With Australia poised to become the world’s second largest liquefied natural gas (LNG) exporter, companies in the expanding petroleum industry will need to develop more people with specialized technical skills and industry experience. Such an approach is essential if the country hopes to maintain momentum and growth in the sector as LNG projects become operational, the Australian Workforce and Productivity Agency (AWPA) said in a December 2013 report.
Australia’s resources sector has traditionally been one of the country’s most important industries and has been an economic growth engine for most of the past decade. Exports of energy commodities and minerals reached $169 billion (AUD 187.1 billion) in 2011–12, representing about 60 percent of the total value of Australian exports, the AWPA report indicated.
Strong global energy demand has contributed to a wave of investments in LNG projects in resources-rich Australia since the second half of 2000s. Total investments in major gas projects in the country reached $181 billion (AUD 200 billion), according to estimates by the Australian Petroleum Production & Exploration Association (APPEA).

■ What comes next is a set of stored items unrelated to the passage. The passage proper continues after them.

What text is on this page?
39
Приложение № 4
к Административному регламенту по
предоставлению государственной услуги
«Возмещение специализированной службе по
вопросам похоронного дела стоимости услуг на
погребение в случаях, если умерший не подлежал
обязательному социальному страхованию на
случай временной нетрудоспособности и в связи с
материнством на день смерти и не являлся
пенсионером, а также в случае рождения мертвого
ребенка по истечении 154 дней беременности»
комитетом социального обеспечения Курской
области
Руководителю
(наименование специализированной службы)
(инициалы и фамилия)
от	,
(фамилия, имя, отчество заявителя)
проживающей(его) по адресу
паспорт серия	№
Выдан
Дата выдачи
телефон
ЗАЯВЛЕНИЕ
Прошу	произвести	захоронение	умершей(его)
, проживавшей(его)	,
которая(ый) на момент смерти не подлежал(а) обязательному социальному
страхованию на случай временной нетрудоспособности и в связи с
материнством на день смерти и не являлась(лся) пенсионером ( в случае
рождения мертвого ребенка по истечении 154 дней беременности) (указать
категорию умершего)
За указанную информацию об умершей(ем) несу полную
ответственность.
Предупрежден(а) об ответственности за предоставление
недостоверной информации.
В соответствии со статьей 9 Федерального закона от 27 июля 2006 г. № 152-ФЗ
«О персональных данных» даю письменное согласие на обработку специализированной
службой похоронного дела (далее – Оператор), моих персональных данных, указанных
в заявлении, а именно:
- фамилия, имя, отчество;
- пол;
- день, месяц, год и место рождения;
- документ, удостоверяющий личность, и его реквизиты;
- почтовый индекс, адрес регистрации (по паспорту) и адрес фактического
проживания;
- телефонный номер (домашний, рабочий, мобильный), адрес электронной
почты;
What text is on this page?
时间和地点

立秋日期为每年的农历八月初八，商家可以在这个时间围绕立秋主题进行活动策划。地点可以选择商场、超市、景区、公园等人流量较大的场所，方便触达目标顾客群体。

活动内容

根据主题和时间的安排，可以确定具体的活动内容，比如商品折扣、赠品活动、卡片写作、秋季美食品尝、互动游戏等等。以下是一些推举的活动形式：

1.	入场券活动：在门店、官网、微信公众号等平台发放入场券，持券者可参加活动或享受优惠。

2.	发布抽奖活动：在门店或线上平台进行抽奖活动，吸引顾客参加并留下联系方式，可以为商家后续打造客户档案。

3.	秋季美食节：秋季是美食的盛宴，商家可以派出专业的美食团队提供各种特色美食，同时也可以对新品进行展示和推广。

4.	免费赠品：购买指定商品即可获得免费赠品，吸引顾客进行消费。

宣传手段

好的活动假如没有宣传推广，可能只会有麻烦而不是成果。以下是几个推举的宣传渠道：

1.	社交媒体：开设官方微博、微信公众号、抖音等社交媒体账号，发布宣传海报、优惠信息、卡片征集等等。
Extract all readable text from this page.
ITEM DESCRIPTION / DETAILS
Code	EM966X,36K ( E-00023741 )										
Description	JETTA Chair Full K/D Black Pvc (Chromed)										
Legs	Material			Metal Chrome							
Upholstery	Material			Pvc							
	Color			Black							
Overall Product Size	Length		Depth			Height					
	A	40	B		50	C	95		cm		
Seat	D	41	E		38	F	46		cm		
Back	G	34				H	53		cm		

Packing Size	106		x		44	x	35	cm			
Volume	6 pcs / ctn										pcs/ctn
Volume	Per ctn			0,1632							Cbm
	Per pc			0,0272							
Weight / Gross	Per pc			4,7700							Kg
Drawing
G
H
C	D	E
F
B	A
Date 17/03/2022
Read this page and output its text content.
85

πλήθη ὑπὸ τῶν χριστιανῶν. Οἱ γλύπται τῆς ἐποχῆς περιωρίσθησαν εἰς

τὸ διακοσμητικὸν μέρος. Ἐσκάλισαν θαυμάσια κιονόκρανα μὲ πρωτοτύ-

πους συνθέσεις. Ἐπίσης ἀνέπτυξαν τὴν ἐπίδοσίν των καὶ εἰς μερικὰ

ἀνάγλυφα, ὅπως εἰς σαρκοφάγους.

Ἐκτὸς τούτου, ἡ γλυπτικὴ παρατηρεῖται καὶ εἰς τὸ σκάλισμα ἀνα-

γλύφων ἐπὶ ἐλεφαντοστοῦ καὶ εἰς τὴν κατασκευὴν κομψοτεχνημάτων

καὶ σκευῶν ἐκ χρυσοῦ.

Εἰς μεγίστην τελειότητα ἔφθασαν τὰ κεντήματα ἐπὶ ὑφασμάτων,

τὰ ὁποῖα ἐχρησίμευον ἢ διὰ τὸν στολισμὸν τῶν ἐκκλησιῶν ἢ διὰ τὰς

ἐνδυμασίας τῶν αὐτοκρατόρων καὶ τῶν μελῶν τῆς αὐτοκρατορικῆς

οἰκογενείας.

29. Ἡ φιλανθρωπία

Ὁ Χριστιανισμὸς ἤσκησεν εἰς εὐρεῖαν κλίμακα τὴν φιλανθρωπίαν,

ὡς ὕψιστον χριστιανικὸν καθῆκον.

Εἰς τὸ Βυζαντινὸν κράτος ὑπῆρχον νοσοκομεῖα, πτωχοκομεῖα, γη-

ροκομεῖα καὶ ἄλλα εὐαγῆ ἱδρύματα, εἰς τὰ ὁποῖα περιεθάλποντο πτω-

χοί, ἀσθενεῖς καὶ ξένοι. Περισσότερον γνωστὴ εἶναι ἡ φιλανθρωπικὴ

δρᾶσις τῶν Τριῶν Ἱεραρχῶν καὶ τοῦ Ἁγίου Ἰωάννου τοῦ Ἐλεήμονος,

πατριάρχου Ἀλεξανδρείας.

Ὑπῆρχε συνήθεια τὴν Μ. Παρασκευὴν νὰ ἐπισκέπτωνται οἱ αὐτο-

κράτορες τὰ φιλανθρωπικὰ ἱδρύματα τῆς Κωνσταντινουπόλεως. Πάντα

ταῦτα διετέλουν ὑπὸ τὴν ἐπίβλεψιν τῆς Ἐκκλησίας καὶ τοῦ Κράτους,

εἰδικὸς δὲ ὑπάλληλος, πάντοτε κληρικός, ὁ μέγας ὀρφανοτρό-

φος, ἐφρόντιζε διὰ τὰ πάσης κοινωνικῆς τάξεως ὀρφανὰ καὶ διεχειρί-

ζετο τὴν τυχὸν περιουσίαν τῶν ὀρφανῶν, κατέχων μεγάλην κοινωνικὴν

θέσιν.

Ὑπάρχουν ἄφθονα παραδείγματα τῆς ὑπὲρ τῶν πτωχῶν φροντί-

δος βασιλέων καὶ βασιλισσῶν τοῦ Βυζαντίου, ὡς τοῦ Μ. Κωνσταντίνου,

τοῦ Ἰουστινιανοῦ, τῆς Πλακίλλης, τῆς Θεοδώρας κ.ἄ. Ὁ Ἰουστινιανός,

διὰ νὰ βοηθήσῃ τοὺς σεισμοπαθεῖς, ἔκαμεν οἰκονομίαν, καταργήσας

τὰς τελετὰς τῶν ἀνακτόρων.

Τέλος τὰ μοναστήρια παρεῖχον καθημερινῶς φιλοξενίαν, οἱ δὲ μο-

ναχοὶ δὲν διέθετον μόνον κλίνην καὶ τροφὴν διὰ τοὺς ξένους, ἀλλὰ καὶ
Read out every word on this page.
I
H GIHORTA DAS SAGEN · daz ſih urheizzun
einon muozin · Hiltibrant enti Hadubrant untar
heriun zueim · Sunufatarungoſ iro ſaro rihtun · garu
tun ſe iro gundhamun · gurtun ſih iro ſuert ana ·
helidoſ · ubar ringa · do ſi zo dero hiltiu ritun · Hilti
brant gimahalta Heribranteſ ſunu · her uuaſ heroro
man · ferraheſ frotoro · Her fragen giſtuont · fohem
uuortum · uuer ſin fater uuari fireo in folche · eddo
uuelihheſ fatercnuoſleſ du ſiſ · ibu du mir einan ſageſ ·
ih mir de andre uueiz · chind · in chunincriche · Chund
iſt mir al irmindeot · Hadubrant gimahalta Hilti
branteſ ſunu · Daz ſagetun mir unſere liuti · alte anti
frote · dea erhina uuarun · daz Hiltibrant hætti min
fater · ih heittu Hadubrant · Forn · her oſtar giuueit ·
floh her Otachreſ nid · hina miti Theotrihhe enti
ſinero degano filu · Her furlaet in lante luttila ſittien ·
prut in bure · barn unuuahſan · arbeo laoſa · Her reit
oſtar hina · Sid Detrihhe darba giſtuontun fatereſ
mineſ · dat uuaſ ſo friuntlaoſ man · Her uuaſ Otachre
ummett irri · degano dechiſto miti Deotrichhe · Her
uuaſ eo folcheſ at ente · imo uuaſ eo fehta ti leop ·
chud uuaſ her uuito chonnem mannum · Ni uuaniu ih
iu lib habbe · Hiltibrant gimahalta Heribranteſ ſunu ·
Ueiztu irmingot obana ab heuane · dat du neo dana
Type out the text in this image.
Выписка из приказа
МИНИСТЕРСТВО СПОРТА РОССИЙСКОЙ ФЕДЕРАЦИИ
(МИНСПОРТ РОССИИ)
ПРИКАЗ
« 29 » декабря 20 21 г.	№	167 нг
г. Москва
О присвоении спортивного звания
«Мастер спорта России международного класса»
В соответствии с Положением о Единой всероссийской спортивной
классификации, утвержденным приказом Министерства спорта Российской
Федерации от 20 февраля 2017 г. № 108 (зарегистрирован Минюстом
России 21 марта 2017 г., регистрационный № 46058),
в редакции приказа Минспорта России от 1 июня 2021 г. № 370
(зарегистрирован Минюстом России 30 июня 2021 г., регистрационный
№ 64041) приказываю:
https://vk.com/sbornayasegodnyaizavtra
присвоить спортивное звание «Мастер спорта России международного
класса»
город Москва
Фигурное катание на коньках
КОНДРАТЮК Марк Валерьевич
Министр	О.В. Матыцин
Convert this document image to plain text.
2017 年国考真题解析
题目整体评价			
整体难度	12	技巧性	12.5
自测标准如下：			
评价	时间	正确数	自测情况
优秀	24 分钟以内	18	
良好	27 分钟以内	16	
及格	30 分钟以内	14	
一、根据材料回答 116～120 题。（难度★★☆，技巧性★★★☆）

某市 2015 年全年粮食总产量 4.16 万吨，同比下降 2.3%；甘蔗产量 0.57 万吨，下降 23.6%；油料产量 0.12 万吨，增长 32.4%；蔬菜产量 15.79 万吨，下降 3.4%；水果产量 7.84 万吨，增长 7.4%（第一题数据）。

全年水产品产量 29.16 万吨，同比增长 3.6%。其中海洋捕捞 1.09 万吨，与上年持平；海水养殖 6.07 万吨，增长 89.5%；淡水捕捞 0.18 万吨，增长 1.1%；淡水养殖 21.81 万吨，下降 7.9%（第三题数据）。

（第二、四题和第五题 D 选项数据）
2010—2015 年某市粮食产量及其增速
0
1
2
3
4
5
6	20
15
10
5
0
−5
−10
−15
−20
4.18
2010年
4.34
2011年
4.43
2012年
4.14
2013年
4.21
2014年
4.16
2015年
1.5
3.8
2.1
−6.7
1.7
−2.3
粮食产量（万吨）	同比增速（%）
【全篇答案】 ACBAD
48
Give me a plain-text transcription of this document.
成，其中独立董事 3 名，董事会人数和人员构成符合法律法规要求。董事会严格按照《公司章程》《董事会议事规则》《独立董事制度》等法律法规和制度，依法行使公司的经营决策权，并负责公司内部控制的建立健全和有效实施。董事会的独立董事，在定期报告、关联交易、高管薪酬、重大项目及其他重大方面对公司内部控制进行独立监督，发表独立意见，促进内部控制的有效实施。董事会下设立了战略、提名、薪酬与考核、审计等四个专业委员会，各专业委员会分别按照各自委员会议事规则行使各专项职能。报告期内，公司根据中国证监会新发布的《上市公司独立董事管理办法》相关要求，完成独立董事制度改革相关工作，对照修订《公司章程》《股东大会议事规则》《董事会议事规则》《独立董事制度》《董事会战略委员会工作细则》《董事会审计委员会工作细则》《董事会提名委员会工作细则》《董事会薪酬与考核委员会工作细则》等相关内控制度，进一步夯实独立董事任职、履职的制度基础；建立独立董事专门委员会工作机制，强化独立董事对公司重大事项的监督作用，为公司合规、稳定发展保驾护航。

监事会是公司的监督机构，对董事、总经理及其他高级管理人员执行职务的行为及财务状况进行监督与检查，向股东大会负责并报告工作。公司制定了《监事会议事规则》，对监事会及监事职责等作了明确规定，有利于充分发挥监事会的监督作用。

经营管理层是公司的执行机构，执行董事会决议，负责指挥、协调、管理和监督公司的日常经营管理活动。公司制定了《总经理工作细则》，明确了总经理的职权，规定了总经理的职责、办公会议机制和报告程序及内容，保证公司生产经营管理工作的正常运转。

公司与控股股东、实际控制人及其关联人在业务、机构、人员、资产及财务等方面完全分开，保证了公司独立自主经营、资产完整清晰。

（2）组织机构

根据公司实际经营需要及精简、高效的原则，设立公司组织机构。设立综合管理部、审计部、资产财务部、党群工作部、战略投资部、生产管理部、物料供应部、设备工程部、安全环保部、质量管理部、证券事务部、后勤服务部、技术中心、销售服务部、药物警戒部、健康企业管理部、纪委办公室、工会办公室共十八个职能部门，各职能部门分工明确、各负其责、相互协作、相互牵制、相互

Growing Need for Skilled Oil, Gas Workforce
As a result, the industry urgently need to possess a sufficiently large skilled oil and gas workforce so as to meet future demands, especially as LNG projects move from the construction to the operations phase.
While many companies and education providers in the sector deliver skills development programs, such “efforts are not sufficient to prepare the industry for the challenging skills demands which lie ahead,” the AWPA said.
Given the long lead time to develop the requisite critical skills needed for the petroleum industry, the government together with education and training providers need to collaborate and plan now to develop the workforce the sector will need in the years to 2018.
The call to develop such a workforce for the petroleum sector was made in an AWPA-commissioned report, titled “Resources sector skills needs 2013”, prepared by Deloitte Access Economics.